Do the Evolution
Some web-savvy More Than Ten reader will have to help me dig up the article or interview where it’s revealed that “Do the Evolution” was an 11th hour addition to Yield. Or was it Single Video Theory? Regardless, I love the idea that some of the most iconic and hugely popular songs of a band’s career (see also R.E.M.’s “Man on the Moon”) were such late arrivals to the party.
In 1997, Pearl Jam fandom was abuzz with the news that the band would be opening a handful of shows for the Rolling Stones at Oakland Stadium in California. After debuting as the set closer at a warm-up gig in Santa Cruz (the band billed as the Honking Seals), “Do the Evolution” gained a pre-album reputation for both its explosive energy and Vedder’s unique dance moves. In the ten years since, the song has become an absolute staple, played more times than any other Pearl Jam original post-Vitalogy.
Despite this fact, I’ve witnessed less complaints about the song’s omnipresence than that of “Even Flow”, “Betterman”, or even “Corduroy”. It’s popularity is due in no small part to the infectious Stone Gossard riff, and wry, sarcastic humor.

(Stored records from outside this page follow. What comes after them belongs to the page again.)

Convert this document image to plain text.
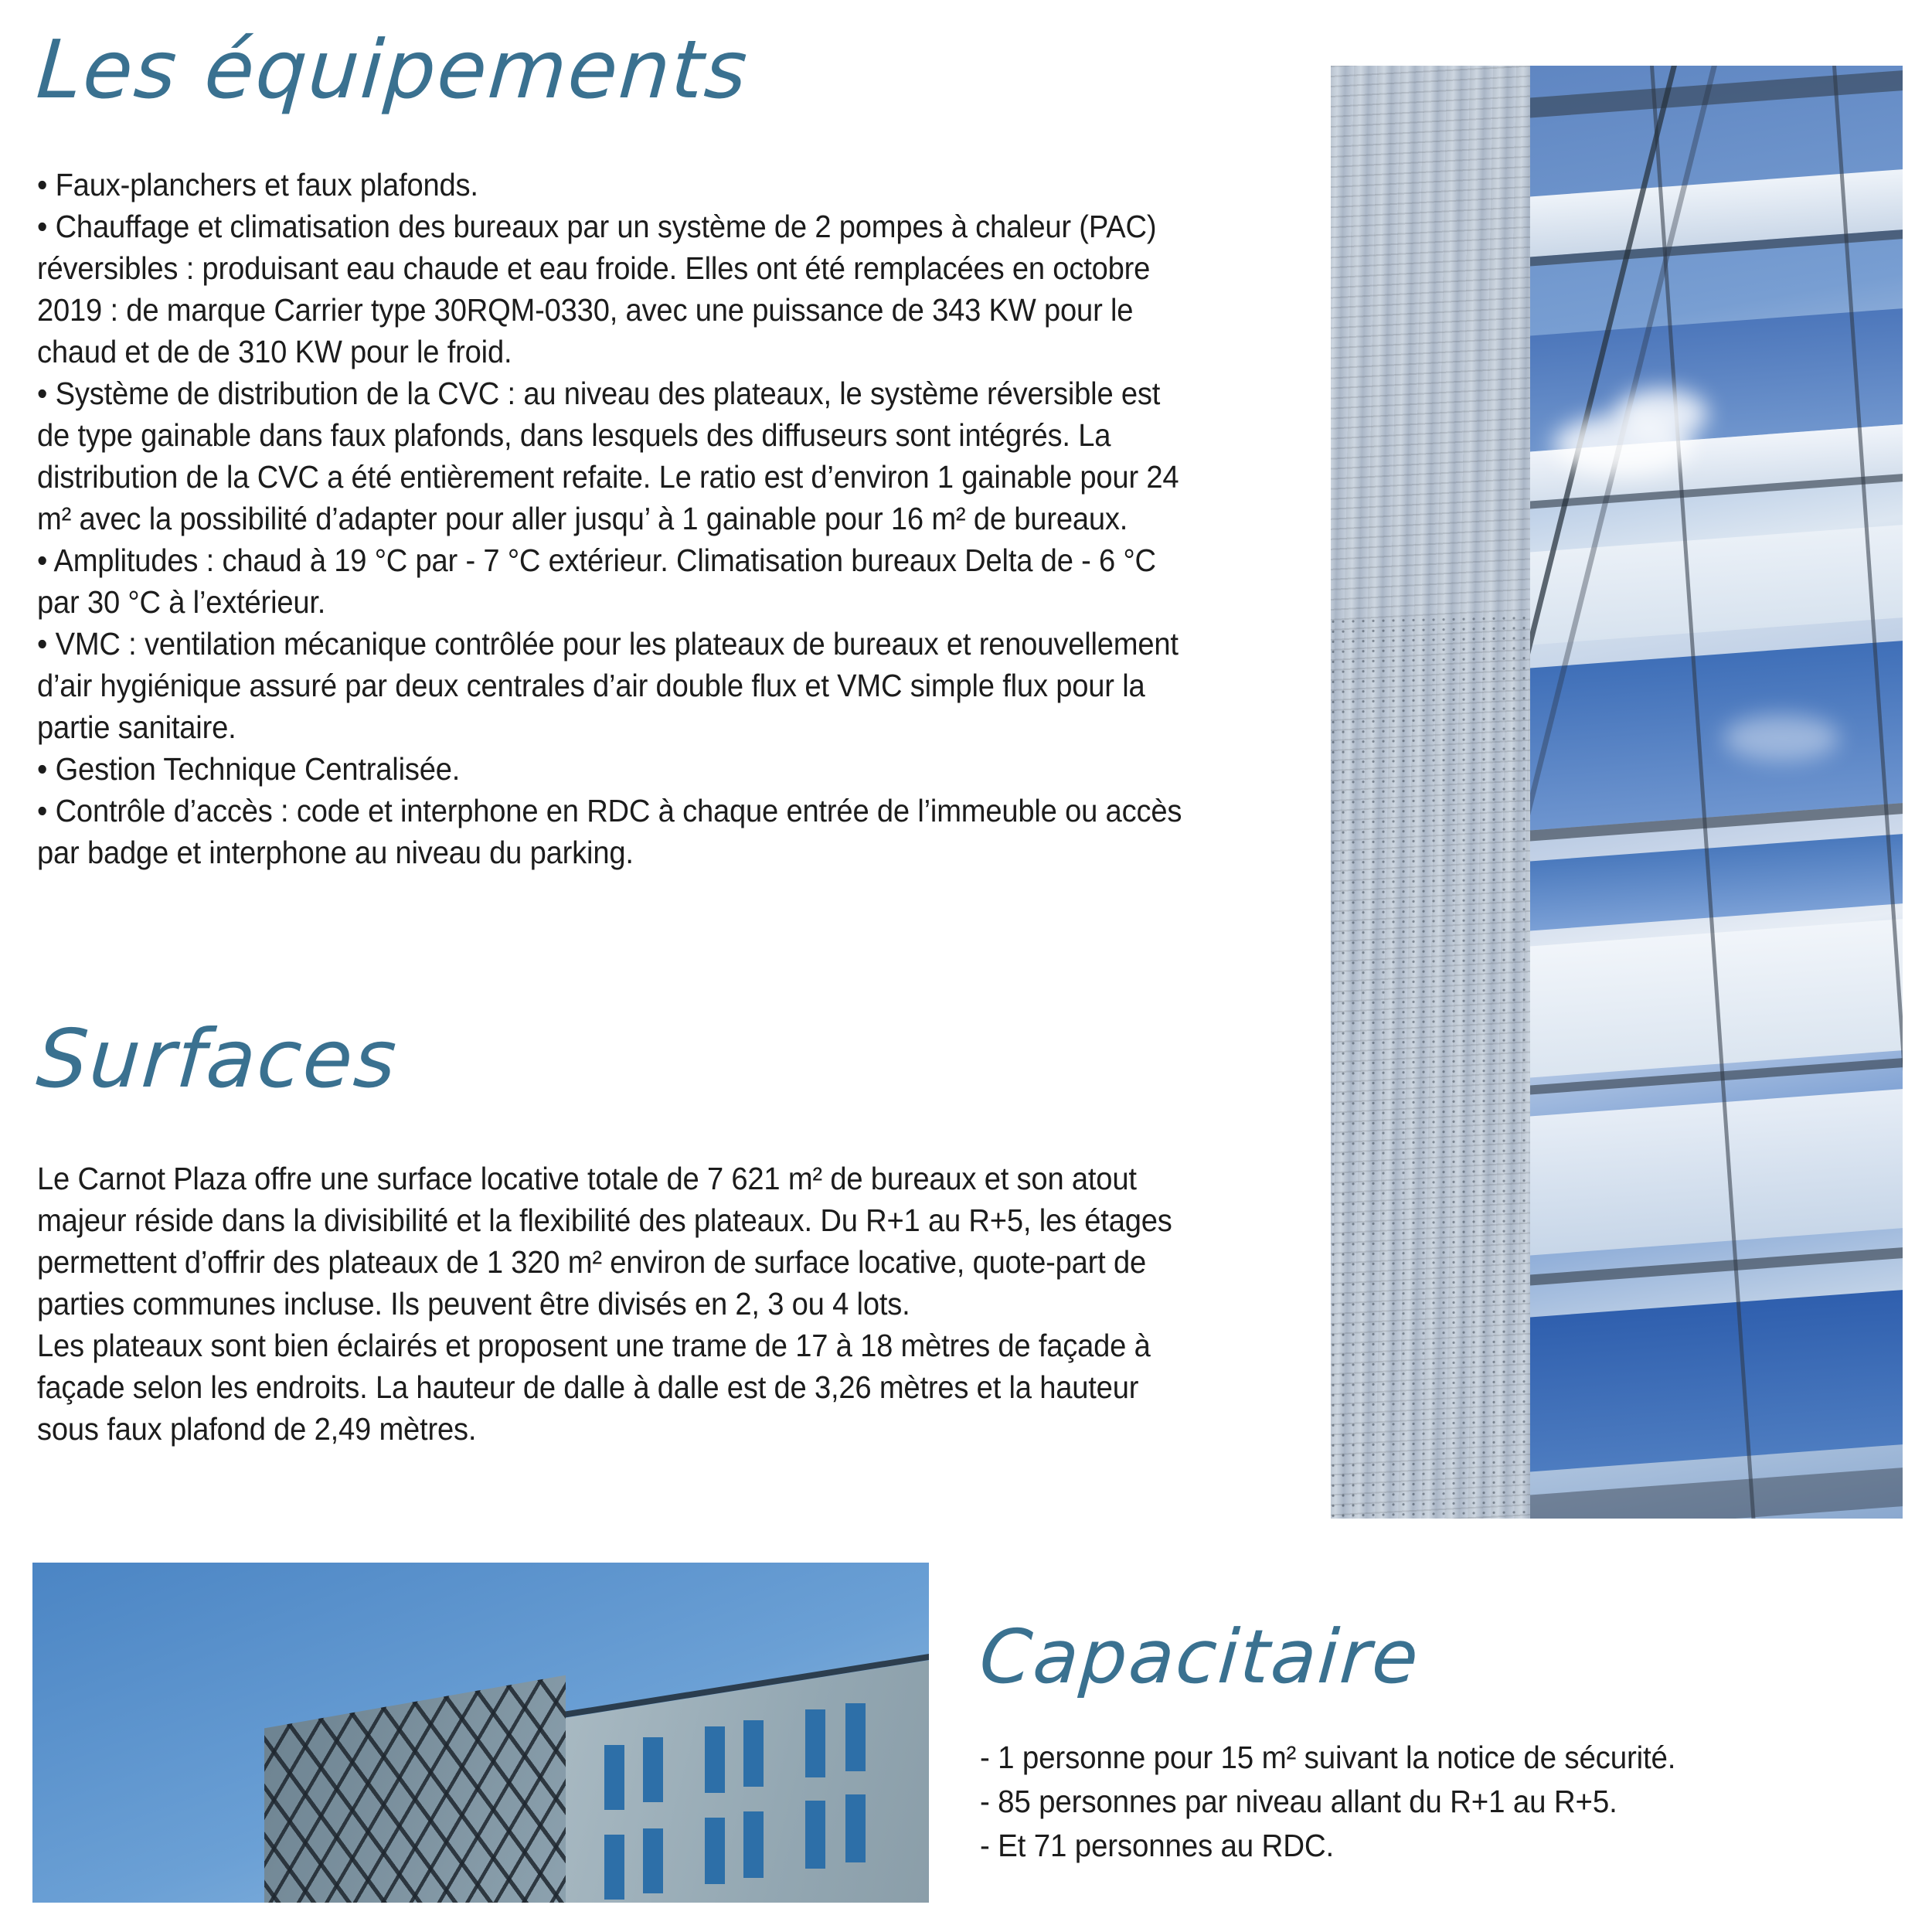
Les équipements

• Faux-planchers et faux plafonds.

• Chauffage et climatisation des bureaux par un système de 2 pompes à chaleur (PAC) réversibles : produisant eau chaude et eau froide. Elles ont été remplacées en octobre 2019 : de marque Carrier type 30RQM-0330, avec une puissance de 343 KW pour le chaud et de de 310 KW pour le froid.

• Système de distribution de la CVC : au niveau des plateaux, le système réversible est de type gainable dans faux plafonds, dans lesquels des diffuseurs sont intégrés. La distribution de la CVC a été entièrement refaite. Le ratio est d’environ 1 gainable pour 24 m² avec la possibilité d’adapter pour aller jusqu’ à 1 gainable pour 16 m² de bureaux.

• Amplitudes : chaud à 19 °C par - 7 °C extérieur. Climatisation bureaux Delta de - 6 °C par 30 °C à l’extérieur.

• VMC : ventilation mécanique contrôlée pour les plateaux de bureaux et renouvellement d’air hygiénique assuré par deux centrales d’air double flux et VMC simple flux pour la partie sanitaire.

• Gestion Technique Centralisée.

• Contrôle d’accès : code et interphone en RDC à chaque entrée de l’immeuble ou accès par badge et interphone au niveau du parking.

Surfaces

Le Carnot Plaza offre une surface locative totale de 7 621 m² de bureaux et son atout majeur réside dans la divisibilité et la flexibilité des plateaux. Du R+1 au R+5, les étages permettent d’offrir des plateaux de 1 320 m² environ de surface locative, quote-part de parties communes incluse. Ils peuvent être divisés en 2, 3 ou 4 lots.

Les plateaux sont bien éclairés et proposent une trame de 17 à 18 mètres de façade à façade selon les endroits. La hauteur de dalle à dalle est de 3,26 mètres et la hauteur sous faux plafond de 2,49 mètres.

Capacitaire

- 1 personne pour 15 m² suivant la notice de sécurité.

- 85 personnes par niveau allant du R+1 au R+5.

- Et 71 personnes au RDC.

Though its theme is grave, the band’s approach makes it one of the band’s funnest heavier tracks, a combination that carried over to Pearl Jam’s first video since the days of Ten. Vedder’s screams are riveting, and constrast well with the mock church choir singing on the bridge.
Thematically, the song is said to be the most consistent Yield track with Daniel Quinn’s Ishmael, according to that book’s author. It also echoes backward and forward in Pearl Jam’s catalog, from “Glorified G” (“That’s okay man / ‘Cause I love God” :: “I can kill ’cause in God I trust”), to the recent spate of songs dealing with corporate greed. The sheer rage of the song, off-set by the glee allowed by the sarcasm, makes “Do the Evolution” one of the band’s more effective political indictments.